英国ニューキャッスル大学のPhilip Home氏

 妊婦の糖尿病に対しては、インスリン療法が標準治療となる。だが、古くからあるレギュラーインスリンや中間型インスリン(以下、NPH)に比べ、持効型インスリンアナログ製剤の妊婦や新生児への安全性を検討した報告は少ない。英国ニューキャッスル大学のPhilip Home氏(写真)らは、メタ解析によってインスリングラルギン(以下、グラルギン)の安全性を検証。FDAの薬剤胎児危険度分類カテゴリーBに位置するNPHと同等であることを明らかにした。この結果は、6月28日まで米サンディエゴで開催された米国糖尿病学会(ADA2011)で報告された。

 今回のメタ解析の対象となった試験は、妊娠糖尿病、もしくは妊娠前から1型あるいは2型糖尿病を罹患している妊婦に対してグラルギンとNPHが用いられたケース・コントロール試験とコホート研究、無作為化比較試験だ。

 Home氏らは、1980〜2010年に報告された研究のうち49報をレビューし、対照群(NPH群)の設定がないものや、グラルギン群、NPH群それぞれにおける妊婦と新生児の治療成績の記載がないもの、各群の患者数が15人未満のもの、治療開始時期や治療期間が明示されていないものを除くという条件を適用した結果、8試験のデータの解析が行われた。

 8試験はいずれも観察研究で、7つはレトロスペクティブ、1つはプロスペクティブな検討だった。469例が妊娠前から診断された1型あるいは2型糖尿病(うちグラルギン群232例、NPH群237例)、233例が妊娠糖尿病(グラルギン群99例、NPH群134例)の患者だった。

 グラルギン群とNPH群の妊婦の背景因子を比較すると、調整前の平均罹病期間に群間差はなかったが(10.2年 対 10.3年)、メタ解析ではNPH群の方が糖尿病罹病期間がグラルギン群に比べて1年以上有意に長かった。年齢(30.3歳 対 30.5歳)、妊娠前の体重(82.0kg 対 80.1kg)、妊娠前のBMI(31.0 対 29.7)、およびそれぞれのメタ解析結果には有意な差はなかった。

 周産期の母体のアウトカムについては、重篤な低血糖の発現は、グラルギン群が207人中10人、NPH群が265人中20人で、発現率に有意な差は認められなかった(オッズ比:0.84、p=0.98)。また、子癇前症の発現率(26/331 対 40/371、同:0.55、p=0.18)や帝王切開分娩の頻度(199/284 対 231/324、同:1.04、p=0.82)にも差はみられなかった。
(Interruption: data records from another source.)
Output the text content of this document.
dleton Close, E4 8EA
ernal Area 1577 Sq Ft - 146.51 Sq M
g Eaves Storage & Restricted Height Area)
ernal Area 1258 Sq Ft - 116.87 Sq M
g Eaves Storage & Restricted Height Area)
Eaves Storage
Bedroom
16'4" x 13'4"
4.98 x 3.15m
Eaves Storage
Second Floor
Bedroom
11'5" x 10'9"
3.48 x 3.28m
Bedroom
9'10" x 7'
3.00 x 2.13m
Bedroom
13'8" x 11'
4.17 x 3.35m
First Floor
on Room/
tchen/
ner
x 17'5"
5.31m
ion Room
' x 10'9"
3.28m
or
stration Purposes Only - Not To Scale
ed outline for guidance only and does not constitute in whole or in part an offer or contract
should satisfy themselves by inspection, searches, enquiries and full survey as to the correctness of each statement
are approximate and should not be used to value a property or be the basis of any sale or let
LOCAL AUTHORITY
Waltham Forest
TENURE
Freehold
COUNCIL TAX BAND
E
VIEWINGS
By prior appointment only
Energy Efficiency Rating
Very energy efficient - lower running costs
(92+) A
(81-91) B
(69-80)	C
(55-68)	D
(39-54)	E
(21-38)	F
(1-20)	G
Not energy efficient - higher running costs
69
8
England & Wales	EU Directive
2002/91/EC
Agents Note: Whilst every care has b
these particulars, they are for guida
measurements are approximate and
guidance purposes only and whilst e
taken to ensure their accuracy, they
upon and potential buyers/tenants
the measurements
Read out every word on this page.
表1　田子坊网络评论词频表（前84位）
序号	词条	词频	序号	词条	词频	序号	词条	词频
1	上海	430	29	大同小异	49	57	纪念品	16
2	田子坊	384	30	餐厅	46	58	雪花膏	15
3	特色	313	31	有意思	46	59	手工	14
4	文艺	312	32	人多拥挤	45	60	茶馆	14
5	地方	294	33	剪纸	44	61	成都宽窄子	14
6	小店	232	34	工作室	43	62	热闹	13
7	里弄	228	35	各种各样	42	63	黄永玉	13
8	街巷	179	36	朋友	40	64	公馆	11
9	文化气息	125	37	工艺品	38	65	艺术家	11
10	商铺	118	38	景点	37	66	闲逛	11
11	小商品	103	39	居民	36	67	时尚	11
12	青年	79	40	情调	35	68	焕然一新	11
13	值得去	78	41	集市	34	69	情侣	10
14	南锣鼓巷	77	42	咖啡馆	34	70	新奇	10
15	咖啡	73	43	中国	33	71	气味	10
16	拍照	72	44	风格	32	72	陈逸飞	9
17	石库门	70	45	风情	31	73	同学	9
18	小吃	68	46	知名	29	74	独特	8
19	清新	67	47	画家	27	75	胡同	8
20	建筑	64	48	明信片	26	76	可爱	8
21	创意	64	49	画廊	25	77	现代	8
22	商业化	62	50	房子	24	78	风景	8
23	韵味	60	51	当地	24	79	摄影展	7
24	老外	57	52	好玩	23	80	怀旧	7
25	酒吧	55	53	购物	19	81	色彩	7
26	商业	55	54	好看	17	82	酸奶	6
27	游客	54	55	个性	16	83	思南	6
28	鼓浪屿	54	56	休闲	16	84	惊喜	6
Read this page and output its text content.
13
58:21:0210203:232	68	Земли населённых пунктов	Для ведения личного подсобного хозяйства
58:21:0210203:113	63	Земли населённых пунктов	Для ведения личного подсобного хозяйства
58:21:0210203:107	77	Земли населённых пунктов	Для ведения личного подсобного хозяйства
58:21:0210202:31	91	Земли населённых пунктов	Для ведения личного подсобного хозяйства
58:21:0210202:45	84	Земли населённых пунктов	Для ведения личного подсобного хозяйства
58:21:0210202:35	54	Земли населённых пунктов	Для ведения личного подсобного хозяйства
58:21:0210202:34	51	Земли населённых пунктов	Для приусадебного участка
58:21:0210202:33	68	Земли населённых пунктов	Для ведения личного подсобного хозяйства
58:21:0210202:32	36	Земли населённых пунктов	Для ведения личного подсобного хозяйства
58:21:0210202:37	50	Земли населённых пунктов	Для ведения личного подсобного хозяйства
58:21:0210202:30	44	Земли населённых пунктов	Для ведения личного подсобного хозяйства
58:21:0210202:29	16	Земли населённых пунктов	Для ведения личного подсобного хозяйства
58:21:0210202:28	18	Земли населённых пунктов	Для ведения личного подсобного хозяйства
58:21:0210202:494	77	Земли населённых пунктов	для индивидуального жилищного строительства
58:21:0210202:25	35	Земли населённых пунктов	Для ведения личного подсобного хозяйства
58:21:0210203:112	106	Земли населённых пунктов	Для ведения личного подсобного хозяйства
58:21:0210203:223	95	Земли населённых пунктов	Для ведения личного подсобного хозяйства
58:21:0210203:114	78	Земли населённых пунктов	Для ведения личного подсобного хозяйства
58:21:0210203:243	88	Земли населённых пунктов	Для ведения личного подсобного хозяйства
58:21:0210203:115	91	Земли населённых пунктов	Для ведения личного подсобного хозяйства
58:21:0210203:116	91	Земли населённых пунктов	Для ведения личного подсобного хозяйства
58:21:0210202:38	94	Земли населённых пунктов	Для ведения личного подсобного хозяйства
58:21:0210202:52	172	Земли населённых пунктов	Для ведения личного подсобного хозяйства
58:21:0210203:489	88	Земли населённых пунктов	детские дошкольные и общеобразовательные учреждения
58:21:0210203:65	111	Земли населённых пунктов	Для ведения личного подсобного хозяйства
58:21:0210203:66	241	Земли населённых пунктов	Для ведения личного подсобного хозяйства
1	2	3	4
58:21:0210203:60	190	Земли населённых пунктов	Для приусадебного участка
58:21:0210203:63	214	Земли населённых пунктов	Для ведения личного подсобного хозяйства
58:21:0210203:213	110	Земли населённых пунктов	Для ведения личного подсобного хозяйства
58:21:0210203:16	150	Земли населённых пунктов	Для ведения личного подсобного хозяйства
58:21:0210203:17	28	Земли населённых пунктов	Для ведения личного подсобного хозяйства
 一方、新生児のアウトカムについては、高ビリルビン血症(58/272 対 60/314、オッズ比:0.93、p=0.84)、低血糖(58/304 対 62/346、同:0.99、p=0.96)、呼吸窮迫症候群(24/261 対 15/288、同:1.62、p=0.17)、先天奇形(17/237 対 23/271、同:0.78、p=0.50)、4000g超の巨大児(37/157 対 39/198、同:1.20、p=0.50)などの発現頻度もすべて両群で同等だった。
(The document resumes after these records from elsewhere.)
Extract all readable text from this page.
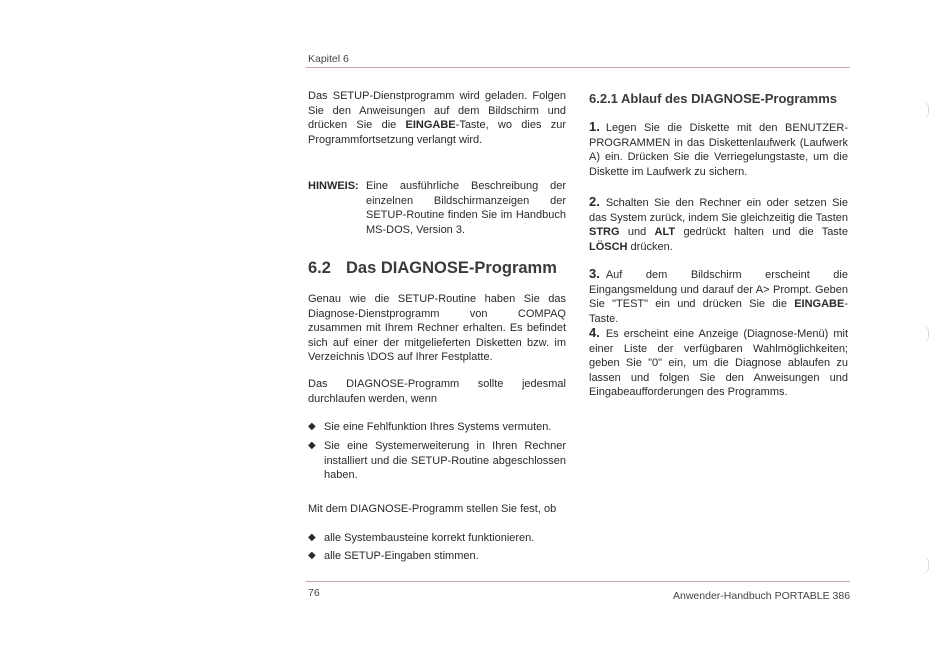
Kapitel 6

Das SETUP-Dienstprogramm wird geladen. Folgen Sie den Anweisungen auf dem Bildschirm und drücken Sie die EINGABE-Taste, wo dies zur Programmfortsetzung verlangt wird.

HINWEIS: Eine ausführliche Beschreibung der einzelnen Bildschirmanzeigen der SETUP-Routine finden Sie im Handbuch MS-DOS, Version 3.
6.2 Das DIAGNOSE-Programm
Genau wie die SETUP-Routine haben Sie das Diagnose-Dienstprogramm von COMPAQ zusammen mit Ihrem Rechner erhalten. Es befindet sich auf einer der mitgelieferten Disketten bzw. im Verzeichnis \DOS auf Ihrer Festplatte.
Das DIAGNOSE-Programm sollte jedesmal durchlaufen werden, wenn
◆ Sie eine Fehlfunktion Ihres Systems vermuten.
◆ Sie eine Systemerweiterung in Ihren Rechner installiert und die SETUP-Routine abgeschlossen haben.
Mit dem DIAGNOSE-Programm stellen Sie fest, ob
◆ alle Systembausteine korrekt funktionieren.
◆ alle SETUP-Eingaben stimmen.
6.2.1 Ablauf des DIAGNOSE-Programms

1. Legen Sie die Diskette mit den BENUTZER-PROGRAMMEN in das Diskettenlaufwerk (Laufwerk A) ein. Drücken Sie die Verriegelungstaste, um die Diskette im Laufwerk zu sichern.

2. Schalten Sie den Rechner ein oder setzen Sie das System zurück, indem Sie gleichzeitig die Tasten STRG und ALT gedrückt halten und die Taste LÖSCH drücken.

3. Auf dem Bildschirm erscheint die Eingangsmeldung und darauf der A> Prompt. Geben Sie "TEST" ein und drücken Sie die EINGABE-Taste.

4. Es erscheint eine Anzeige (Diagnose-Menü) mit einer Liste der verfügbaren Wahlmöglichkeiten; geben Sie "0" ein, um die Diagnose ablaufen zu lassen und folgen Sie den Anweisungen und Eingabeaufforderungen des Programms.

76	Anwender-Handbuch PORTABLE 386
 これらの結果より、糖尿病を罹患している妊婦および新生児に対するグラルギンの安全性は、FDAの薬剤胎児危険度分類カテゴリーBに位置するNPHと変わらないことが示唆された。Home氏は、「グラルギンは妊婦の血糖コントロールのための有用なツールとなるだろう」と述べ、「いくつかの項目についてはオッズ比の95%信頼区間が幅広いことから,今後さらなるデータ集積や解析が望まれる」と付け加えた。